Local Cost Less Food Company Market Manager Bert McClendon said he’s seen — and heard — it all when it comes to sticky fingered patrons of his store.
“Ninety-nine percent say they haven’t done it before but we’ve discovered that 99 percent of them have. Usually, they’re lying,” McClendon said.
He said the store used to go easy on the perpetrators but now they just hand the suspects over to the police and let the courts decide their fate.
The most stolen items in Cost Less market tend to be liquor and health and beauty items, however perpetrators have also tried to liberate a few packs of meat as well.
McClendon has trained his front register personnel to be on the lookout for suspicious activity and, unbeknownst to the people with secretive ulterior motives, they have a look that tips them off.
“You can almost always tell when they walk in if they’re going to be a problem,” McClendon shared. “And we train all our front end people to keep an eye out for suspicious people.”
And if you walk in with a backpack, be prepared to have an extra set of eyes on you while you do your shopping.
“Anyone wearing a backpack is going to get a second look,” McClendon said. “Backpacks are a red flag.”
Theft for most retail and grocery outlets is an ongoing problem but it does seem to get worse during the holidays, McClendon said.
“It’s a problem for sure,” he noted. “It increases a bit during the holidays.”
According to the National Association for Shoplifting Prevention (NASP):
• More than $13 billion worth of goods are stolen from retailers each year, which equals more than $35 million per day.

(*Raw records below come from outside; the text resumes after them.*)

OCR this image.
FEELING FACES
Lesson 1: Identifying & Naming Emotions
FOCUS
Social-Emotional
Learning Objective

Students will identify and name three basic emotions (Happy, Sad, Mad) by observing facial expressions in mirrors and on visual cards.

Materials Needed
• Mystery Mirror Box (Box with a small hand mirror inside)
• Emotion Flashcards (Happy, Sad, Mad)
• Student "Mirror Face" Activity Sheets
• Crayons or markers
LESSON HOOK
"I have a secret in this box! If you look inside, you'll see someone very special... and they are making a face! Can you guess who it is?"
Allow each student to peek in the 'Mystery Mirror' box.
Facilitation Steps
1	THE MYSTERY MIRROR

• There is no profile of a typical shoplifter. Men and women shoplift about equally as often.
• Approximately 25 percent of shoplifters are kids, 75 percent are adults. 55 percent of adult shoplifters say they started shoplifting in their teens.
• Many shoplifters buy and steal merchandise in the same visit. Shoplifters commonly steal from $2 to $200 per incident depending upon the type of store and item(s) chosen.
One woman in Oakdale attempted to steal multiple items by hiding them beneath her purse as she checked out at the register. She said she’d planned to steal the items when she walked into the store, claiming she needed to feed her children; however, out of the stolen items, only one was edible.
• Shoplifters say they are caught an average of only once in every 48 times they steal. They are turned over to the police 50 percent of the time.
In support of this fact, Lt. Lester Jenkins with the Oakdale Police Department said, “Part of the problem is that places don’t prosecute for the theft of smaller items.”
So, while people are definitely out there stealing, reports aren’t being made to the police department.
In October, there were no reports made for incidents of shoplifting locally, but that doesn’t mean it wasn’t happening.
• Approximately 3 percent of shoplifters are “professionals” who steal solely for resale or profit as a business. These include drug addicts who steal to feed their habit, hardened professionals who steal as a lifestyle and international shoplifting gangs who steal for profit as a business. Professional shoplifters are responsible for 10 percent of the total dollar losses.
Recently, a man attempted to return an item for a refund to the local O’Reilly’s, an auto parts store, that he hadn’t purchased there, which is also considered theft.
• Habitual shoplifters steal an average of 1.6 times per week.
• Drug addicts, who have become addicted to shoplifting, describe shoplifting as equally addicting as drugs.
• 57 percent of adults and 33 percent of juveniles say it is hard for them to stop shoplifting even after getting caught.